Position Description:

The IT Field, Security & Network Delivery team is a fast-paced and dynamic team within the Information Technology organization.  The team’s mandate is to work with Bell stakeholders and technology partners to deliver solutions that leverage Bell’s significant investment in its IT platforms and architecture.

We are looking for a Senior Specialist, Cyber Security reporting to the Director of IT Delivery to assess, and influence the security posture of Bell’s critical IT & Field systems, platforms and data.

The role requires a self governing, creative, and regimented performer who will work with our team of Project Managers, Business Analysts and Security professionals that focus primarily on solutions for our critical IT & Field delivery platforms as well as, new and emerging IT technologies.

Job Duties/Accountabilities:

Analysis & Response

Develop program strategies to inventory and assess risk on a portfolio of key applications.

Influence delivery teams to align to Bells security directives and provide guidance and strategies to integrate into the delivery lifecycle.

Develop enterprise level remediation efforts and consult on security solutions with technical teams.

Work with and provide guidance to technical architects and security teams, within both Bell and external to Bell, as they perform infrastructure, application and code scans as well as PEN tests in order to uncover vulnerabilities within IT systems topology.

Analyse vulnerabilities found through VA scans and PEN tests and propose remediation strategies.

Monitor/respond to security issues in the IT Field & Network domain.

Document all security incidents and assess their actual or potential risk.

Work with the Systems Security team to document the “lessons learned” and implement improvements to existing processes/procedures/best practices or the creation of new processes/procedures/best practices if they do not already exist. 

Cyber Security Solutions Delivery

Develop and implement solutions to alleviate risks and enhance system security and support teams as a technical expert for the project, system or solution they are working on.

Implement network, server, website, application, and Data/Information security improvements for cloud, hosted, and on/off premise solutions, by assessing current situation; evaluating trends; anticipating requirements and making recommendations.

Play a critical, collaborative role in setting the strategy and goals for delivery teams, with a focus on project impact, product quality, and engineering efficiency.

Ensure site and data security and provide consultation on security issues staying abreast of potential internet security threats.

Assist in the development of secure architecture, designs, and provides training on security solutions.

Support project manager as a subject matter expert.

Assess and develop mitigation measures to ensure that appropriate mitigation is applied.

IT Systems Solutions Delivery

Gathering and documenting the security vulnerability and business requirements and then ensuring that the deliverables produced by the development effort conform to the business requirements.
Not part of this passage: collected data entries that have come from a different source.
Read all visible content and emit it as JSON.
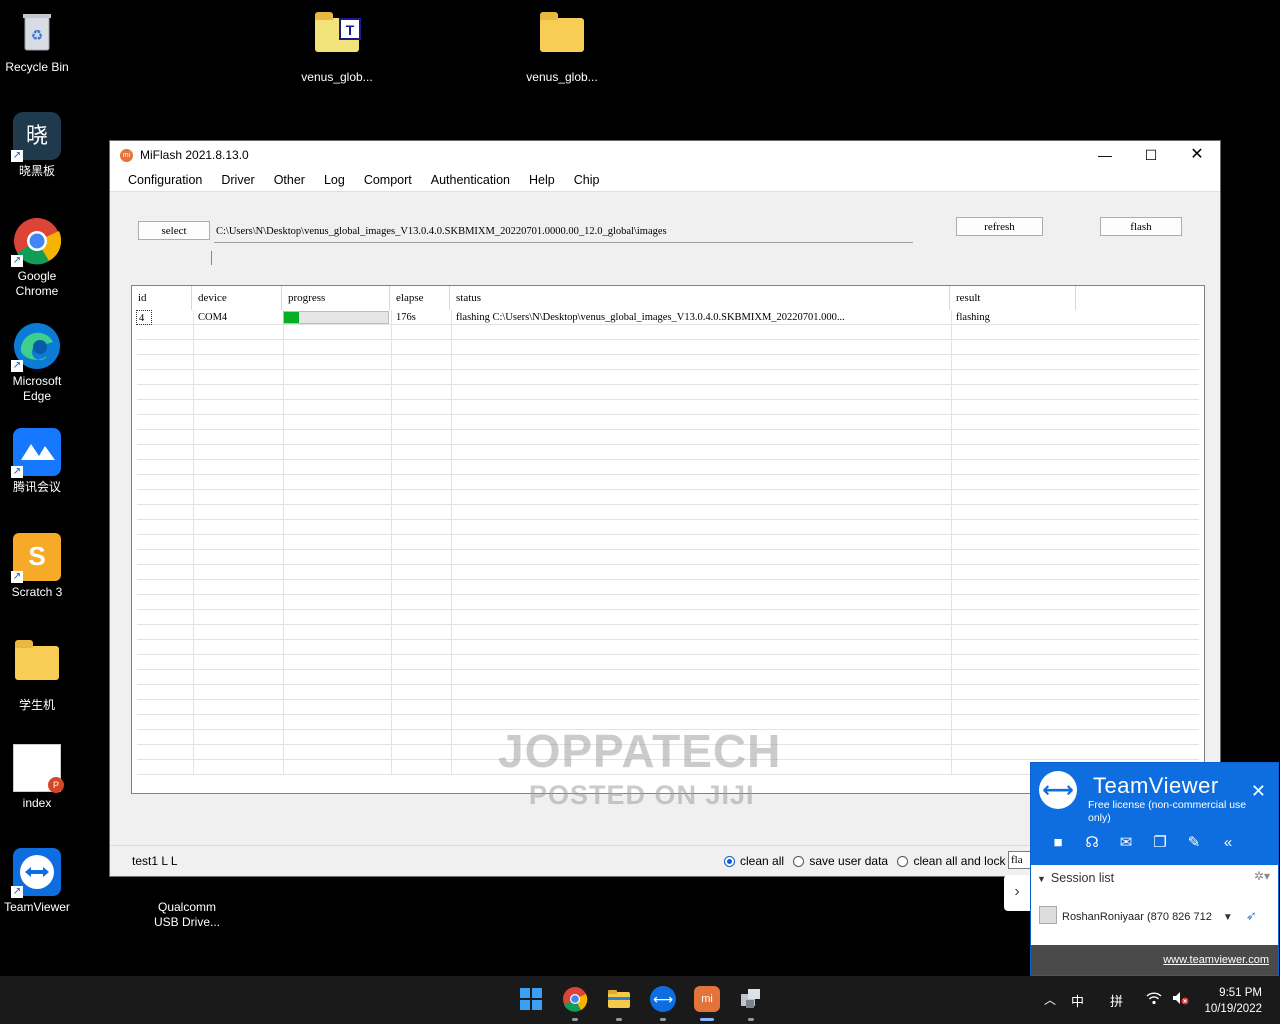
{
  "desktop": {
    "icons_left": [
      {
        "label": "Recycle Bin",
        "icon": "recycle-bin-icon"
      },
      {
        "label": "晓黑板",
        "icon": "xiaoheiban-icon"
      },
      {
        "label": "Google Chrome",
        "icon": "chrome-icon"
      },
      {
        "label": "Microsoft Edge",
        "icon": "edge-icon"
      },
      {
        "label": "腾讯会议",
        "icon": "tencent-meeting-icon"
      },
      {
        "label": "Scratch 3",
        "icon": "scratch-icon"
      },
      {
        "label": "学生机",
        "icon": "folder-icon"
      },
      {
        "label": "index",
        "icon": "powerpoint-file-icon"
      },
      {
        "label": "TeamViewer",
        "icon": "teamviewer-icon"
      }
    ],
    "icons_top": [
      {
        "label": "venus_glob...",
        "icon": "archive-folder-icon"
      },
      {
        "label": "venus_glob...",
        "icon": "folder-icon"
      }
    ],
    "icon_behind": {
      "label": "Qualcomm USB Drive..."
    }
  },
  "miflash": {
    "title": "MiFlash 2021.8.13.0",
    "menu": [
      "Configuration",
      "Driver",
      "Other",
      "Log",
      "Comport",
      "Authentication",
      "Help",
      "Chip"
    ],
    "select_label": "select",
    "path": "C:\\Users\\N\\Desktop\\venus_global_images_V13.0.4.0.SKBMIXM_20220701.0000.00_12.0_global\\images",
    "refresh_label": "refresh",
    "flash_label": "flash",
    "columns": [
      "id",
      "device",
      "progress",
      "elapse",
      "status",
      "result"
    ],
    "rows": [
      {
        "id": "4",
        "device": "COM4",
        "progress": 0.14,
        "elapse": "176s",
        "status": "flashing C:\\Users\\N\\Desktop\\venus_global_images_V13.0.4.0.SKBMIXM_20220701.000...",
        "result": "flashing"
      }
    ],
    "status_left": "test1  L  L",
    "options": [
      {
        "label": "clean all",
        "selected": true
      },
      {
        "label": "save user data",
        "selected": false
      },
      {
        "label": "clean all and lock",
        "selected": false
      }
    ],
    "extra_field": "fla"
  },
  "watermark": {
    "line1": "JOPPATECH",
    "line2": "POSTED ON JIJI"
  },
  "teamviewer": {
    "brand": "TeamViewer",
    "license": "Free license (non-commercial use only)",
    "session_list": "Session list",
    "user": "RoshanRoniyaar (870 826 712",
    "link": "www.teamviewer.com"
  },
  "taskbar": {
    "time": "9:51 PM",
    "date": "10/19/2022",
    "ime1": "中",
    "ime2": "拼"
  },
  "colors": {
    "accent": "#0a5fd8",
    "progress": "#06b025",
    "teamviewer_blue": "#0e6ee0"
  }
}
Consult on design and development deliverables, including interface specifications, integration requirements, Blueprint documentation, as well as the business’s implementation and conversion strategies and plans.

Prevention

Review the results of internal PEN tests and VA Scans and define mitigation/remediation strategies.
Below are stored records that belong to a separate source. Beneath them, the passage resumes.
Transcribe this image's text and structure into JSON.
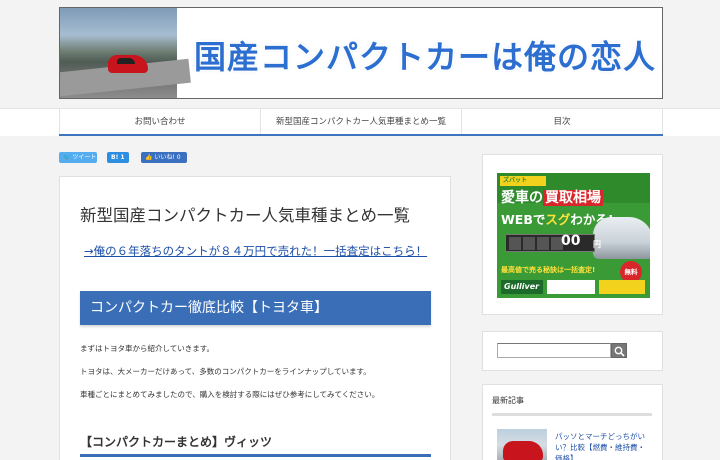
{
  "site": {
    "title": "国産コンパクトカーは俺の恋人"
  },
  "nav": {
    "items": [
      {
        "label": "お問い合わせ"
      },
      {
        "label": "新型国産コンパクトカー人気車種まとめ一覧"
      },
      {
        "label": "目次"
      }
    ]
  },
  "share": {
    "twitter": "ツイート",
    "hatena": "B!",
    "hatena_count": "1",
    "facebook": "いいね!",
    "facebook_count": "0"
  },
  "article": {
    "title": "新型国産コンパクトカー人気車種まとめ一覧",
    "promo_link": "→俺の６年落ちのタントが８４万円で売れた！一括査定はこちら！",
    "h2": "コンパクトカー徹底比較【トヨタ車】",
    "paragraphs": [
      "まずはトヨタ車から紹介していきます。",
      "トヨタは、大メーカーだけあって、多数のコンパクトカーをラインナップしています。",
      "車種ごとにまとめてみましたので、購入を検討する際にはぜひ参考にしてみてください。"
    ],
    "h3": "【コンパクトカーまとめ】ヴィッツ"
  },
  "sidebar": {
    "ad": {
      "badge": "ズバット",
      "headline_pre": "愛車の",
      "headline_hl": "買取相場",
      "subline_pre": "WEBで",
      "subline_hl": "スグ",
      "subline_post": "わかる!",
      "counter": "00",
      "yen": "円",
      "red_text": "最高値で売る秘訣は一括査定!",
      "free": "無料",
      "logo1": "Gulliver"
    },
    "search": {
      "placeholder": ""
    },
    "recent": {
      "heading": "最新記事",
      "posts": [
        {
          "title": "パッソとマーチどっちがいい？比較【燃費・維持費・価格】"
        }
      ]
    }
  }
}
Assess the latest internal and external security bulletins and propose a plan to remediate any threats that are applicable to IT & Field Systems.

Qualifications/Competencies:

5+ years of experience in the Security space.

7+ years in an IT Business Analysis, or IT Infrastructure role in large scale IT Systems projects, with leadership experience defining requirements and solutions.

Excellent verbal and written communication skills including the preparation and presentation of senior management reporting packages

Bachelor's degree in Computer Science, Computer Engineering, Information Technology Systems Security or related field.  Master's degree in Information Security is an asset.

The following accreditations are desired:  CISSP, CEH, CCSP, CRISC, CISM, CHFI

Knowledge of GRC Information Security is an asset.

Must possess a thorough understanding of all aspects of data, computer and network security, including such areas as firewall administration, encryption technologies and network protocols.

Highly experienced with data securitization and able to solution for data at rest, in motion, and database encryption

Experience with Application/Data Security and Vulnerability Management programs that leverage SAST (Static application security testing), DAST (Dynamic application security testing), PEN Testing, network vulnerability scanners, etc.

Familiar with Privileged Access Management (PAM) policies and procedures.

Confidently able to be a contributing editor to IT Security standards and policies.

Understanding of security frameworks (e.g. NIST Cybersecurity framework, ISO, PCI, SoX) and risk management methodologies.

Well-developed research, analysis and problem-solving skills to identify risks and propose appropriate mitigation strategies, where required.

#tech

#indeed

#cybersec

#LI-JW1

Bilingualism is an asset (English and French); adequate knowledge of French is required for positions in Quebec.